Anyway, here's the song that makes me cry.
This is soooo moving. I have never heard it before. Thanks for posting it. I typically turn on the TV 2 minutes before I leave for work to see if I need an umbrella or coat. On that day when I turned on the TV Pres. Bush made his statement that we were victims of a terrorist attack. I wasn't sure if I should go to work but decided that co-workers who commute might not make it in so I went to work. As I walked to work commuters had their blackberries on and we heard the news of the Pentagon bombing. While at work, alot of us were standing around a 9 inch tv someone had in their office and saw the buildings fall. 2 hours after I got to work my employer evacuated the building and I went home. Just minutes before, I saw the state police escorting the constitional officers to a helicopter. All of them went in a different direction. We were told that there was a hijacked plane headed for Chicago and that the downtown area where I live was being evacuated. I was impressed that the state police were not afraid as they did their job.
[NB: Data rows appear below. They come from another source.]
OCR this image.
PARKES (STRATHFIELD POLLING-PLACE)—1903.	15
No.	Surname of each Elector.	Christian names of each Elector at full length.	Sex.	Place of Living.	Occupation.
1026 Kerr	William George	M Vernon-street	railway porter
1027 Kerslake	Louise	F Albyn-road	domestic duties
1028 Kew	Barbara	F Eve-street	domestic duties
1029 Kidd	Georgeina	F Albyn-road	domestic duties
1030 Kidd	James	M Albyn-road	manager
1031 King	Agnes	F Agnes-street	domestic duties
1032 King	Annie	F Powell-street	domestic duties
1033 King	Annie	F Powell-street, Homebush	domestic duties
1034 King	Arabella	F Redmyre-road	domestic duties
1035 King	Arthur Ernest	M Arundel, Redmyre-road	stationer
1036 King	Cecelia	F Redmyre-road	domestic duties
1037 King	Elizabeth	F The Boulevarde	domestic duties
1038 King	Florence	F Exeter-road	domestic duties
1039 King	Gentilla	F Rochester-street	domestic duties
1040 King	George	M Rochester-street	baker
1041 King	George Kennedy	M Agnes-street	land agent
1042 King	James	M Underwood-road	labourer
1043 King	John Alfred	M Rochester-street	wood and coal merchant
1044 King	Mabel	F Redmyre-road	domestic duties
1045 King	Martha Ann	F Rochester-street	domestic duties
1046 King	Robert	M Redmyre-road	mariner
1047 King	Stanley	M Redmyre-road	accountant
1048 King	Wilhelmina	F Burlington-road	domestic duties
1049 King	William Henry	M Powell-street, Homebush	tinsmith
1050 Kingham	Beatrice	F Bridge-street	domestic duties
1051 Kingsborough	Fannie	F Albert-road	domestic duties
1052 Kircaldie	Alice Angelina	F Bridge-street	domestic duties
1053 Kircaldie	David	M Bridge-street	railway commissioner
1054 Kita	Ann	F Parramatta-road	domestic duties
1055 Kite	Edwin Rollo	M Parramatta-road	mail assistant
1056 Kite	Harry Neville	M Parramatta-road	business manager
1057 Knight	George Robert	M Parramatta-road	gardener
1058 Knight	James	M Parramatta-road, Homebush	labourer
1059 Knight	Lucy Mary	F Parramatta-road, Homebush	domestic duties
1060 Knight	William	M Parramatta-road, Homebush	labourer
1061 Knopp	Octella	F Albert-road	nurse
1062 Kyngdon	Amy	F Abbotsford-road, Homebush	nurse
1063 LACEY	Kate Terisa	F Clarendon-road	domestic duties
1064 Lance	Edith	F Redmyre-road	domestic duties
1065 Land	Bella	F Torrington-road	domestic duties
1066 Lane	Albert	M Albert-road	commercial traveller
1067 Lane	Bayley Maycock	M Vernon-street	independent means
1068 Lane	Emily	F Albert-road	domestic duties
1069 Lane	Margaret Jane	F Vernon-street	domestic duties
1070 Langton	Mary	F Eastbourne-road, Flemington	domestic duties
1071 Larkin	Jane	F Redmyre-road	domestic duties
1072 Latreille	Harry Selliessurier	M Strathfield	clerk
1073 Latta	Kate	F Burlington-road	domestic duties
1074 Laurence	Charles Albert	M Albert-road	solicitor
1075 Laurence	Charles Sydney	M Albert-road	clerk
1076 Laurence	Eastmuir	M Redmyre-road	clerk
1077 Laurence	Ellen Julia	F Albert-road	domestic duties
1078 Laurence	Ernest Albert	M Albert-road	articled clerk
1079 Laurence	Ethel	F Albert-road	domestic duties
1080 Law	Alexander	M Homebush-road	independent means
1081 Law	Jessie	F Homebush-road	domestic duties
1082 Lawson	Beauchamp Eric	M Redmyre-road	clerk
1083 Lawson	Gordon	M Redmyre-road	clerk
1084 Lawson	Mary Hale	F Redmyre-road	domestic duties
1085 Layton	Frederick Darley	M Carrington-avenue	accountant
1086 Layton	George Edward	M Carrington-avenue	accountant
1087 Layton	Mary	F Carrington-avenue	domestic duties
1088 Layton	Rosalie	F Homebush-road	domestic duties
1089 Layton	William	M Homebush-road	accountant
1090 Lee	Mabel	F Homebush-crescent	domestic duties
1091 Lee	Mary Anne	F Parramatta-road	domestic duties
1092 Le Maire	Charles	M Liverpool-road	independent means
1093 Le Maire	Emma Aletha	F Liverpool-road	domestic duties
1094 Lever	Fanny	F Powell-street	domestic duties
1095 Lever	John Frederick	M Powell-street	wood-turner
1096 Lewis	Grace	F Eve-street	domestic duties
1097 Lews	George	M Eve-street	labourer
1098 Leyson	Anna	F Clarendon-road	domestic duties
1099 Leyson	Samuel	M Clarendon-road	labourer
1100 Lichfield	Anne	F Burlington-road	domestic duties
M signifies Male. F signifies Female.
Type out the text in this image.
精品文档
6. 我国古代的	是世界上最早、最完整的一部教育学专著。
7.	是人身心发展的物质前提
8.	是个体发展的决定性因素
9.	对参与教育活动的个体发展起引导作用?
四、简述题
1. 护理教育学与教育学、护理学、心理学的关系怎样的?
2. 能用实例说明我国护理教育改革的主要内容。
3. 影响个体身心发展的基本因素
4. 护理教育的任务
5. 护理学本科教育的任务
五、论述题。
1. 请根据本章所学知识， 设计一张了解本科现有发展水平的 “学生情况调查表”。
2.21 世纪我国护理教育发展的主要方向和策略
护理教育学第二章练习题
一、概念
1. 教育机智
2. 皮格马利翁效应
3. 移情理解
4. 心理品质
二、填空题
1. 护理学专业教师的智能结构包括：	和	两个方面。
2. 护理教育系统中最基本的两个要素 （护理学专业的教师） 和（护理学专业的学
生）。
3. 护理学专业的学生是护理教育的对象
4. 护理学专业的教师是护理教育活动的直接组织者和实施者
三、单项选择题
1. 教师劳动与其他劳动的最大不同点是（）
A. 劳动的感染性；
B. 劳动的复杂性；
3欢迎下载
When I arrived back home there were cops in the lobby telling me that I could not stay more than 20 minutes, that they were knocking on every door to determine who was still in the building. I went upstairs, packed the cats in a carrier and put all of my negatives from 50 years of photographs in a gym bag and went to the lobby waiting to be evacuated again. 5 minutes later it was announced that all of the planes had been grounded. The terrorist target #3 in Chicago is the highrise next to my condo. While I had only been awake for 3 hours, when I went back up to my unit, I fell asleep for 5 hours. I was so emotionally exhausted from evacuations.
ReplyDeleteReading this comment is moving as well. I think it is very good to remember what happened that day. May we never forget! I think we sometimes become so complacent and think it could never happen again. I truly ten to think that something worse could happen than 9/11 if we don't learn from that day.